Wednesday, May 9, 2012
This Week's News
This Week's News
Medical associations oppose onerous Medicare overpayment regulation
A rule proposed recently by the Centers for Medicare & Medicaid Services (CMS) would create a number of taxing administrative requirements for physicians, including an obligation to identify overpayments that occurred during the last 10 years.
In a letter addressed to acting CMS Administrator Marilyn Tavenner, the AMA and more than 100 other medical associations called the proposal an "unprecedented burden" and urged the agency to make drastic revisions so physicians would be better positioned to comply. In particular, the associations contested the proposal's requirement that physicians must look through 10 years of files to determine whether an overpayment occurred.

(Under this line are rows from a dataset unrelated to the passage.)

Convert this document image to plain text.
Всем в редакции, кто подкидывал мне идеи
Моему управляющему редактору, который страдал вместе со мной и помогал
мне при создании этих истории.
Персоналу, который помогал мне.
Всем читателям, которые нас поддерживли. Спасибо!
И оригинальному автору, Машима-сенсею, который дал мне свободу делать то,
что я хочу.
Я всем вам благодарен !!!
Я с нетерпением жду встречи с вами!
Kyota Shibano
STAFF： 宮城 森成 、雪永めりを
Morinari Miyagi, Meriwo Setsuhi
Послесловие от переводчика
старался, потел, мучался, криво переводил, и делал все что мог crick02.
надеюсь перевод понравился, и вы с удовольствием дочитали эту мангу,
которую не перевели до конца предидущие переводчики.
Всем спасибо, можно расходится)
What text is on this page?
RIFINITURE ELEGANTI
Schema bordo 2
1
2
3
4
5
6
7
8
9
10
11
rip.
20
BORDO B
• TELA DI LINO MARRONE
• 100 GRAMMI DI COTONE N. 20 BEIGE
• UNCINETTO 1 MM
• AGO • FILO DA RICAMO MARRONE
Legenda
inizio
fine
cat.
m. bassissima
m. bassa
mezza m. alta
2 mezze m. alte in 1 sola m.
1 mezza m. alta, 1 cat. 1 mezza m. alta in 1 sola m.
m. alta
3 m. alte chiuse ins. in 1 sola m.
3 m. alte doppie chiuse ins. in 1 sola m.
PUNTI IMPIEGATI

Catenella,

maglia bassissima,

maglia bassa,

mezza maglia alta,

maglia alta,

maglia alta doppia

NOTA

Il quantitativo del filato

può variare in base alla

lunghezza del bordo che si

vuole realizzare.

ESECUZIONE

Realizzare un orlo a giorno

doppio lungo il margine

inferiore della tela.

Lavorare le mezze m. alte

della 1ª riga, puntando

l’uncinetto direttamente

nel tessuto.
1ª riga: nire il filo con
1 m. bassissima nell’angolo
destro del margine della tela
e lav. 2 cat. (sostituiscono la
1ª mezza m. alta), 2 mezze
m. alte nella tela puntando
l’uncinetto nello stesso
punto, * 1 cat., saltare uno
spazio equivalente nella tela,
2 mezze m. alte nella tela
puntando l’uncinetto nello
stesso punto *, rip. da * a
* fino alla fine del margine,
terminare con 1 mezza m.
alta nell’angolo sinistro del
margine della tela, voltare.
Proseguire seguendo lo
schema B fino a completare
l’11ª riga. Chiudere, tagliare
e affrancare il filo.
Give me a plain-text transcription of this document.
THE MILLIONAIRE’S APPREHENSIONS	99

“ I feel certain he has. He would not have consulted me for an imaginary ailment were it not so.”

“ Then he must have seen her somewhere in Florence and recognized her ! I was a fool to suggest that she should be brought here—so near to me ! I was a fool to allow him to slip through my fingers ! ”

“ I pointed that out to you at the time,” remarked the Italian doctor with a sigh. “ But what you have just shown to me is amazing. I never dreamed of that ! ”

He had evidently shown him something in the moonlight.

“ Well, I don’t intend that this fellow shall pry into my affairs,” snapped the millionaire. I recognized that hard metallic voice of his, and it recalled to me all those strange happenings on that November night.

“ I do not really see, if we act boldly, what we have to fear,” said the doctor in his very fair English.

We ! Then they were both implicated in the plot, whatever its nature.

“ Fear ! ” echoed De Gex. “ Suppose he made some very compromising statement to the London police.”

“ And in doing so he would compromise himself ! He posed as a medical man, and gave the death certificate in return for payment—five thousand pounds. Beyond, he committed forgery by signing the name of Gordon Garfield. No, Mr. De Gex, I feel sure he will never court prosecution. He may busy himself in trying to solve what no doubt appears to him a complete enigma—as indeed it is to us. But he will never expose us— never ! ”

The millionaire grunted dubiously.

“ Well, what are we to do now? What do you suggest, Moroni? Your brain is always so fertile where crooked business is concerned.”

The groups describe the measure as "extreme" and note that such a long look-back period generally would cover a transition from paper to electronic records and updated billing codes. That means many physicians would need to adopt multiple methods to review their files and cross-reference code sets. In place of this, the associations are recommending that the agency adopt a period no longer than three years, consistent with CMS's existing overpayment initiatives.
According to the letter, the review would be "a daunting task for a few year period, and an insurmountable burden for a 10-year period."
Among other petitions, the letter asks CMS to eliminate the requirement for physicians to search proactively for overpayments. The letter also urges CMS to establish a process for physicians to appeal potentially erroneous overpayment determinations.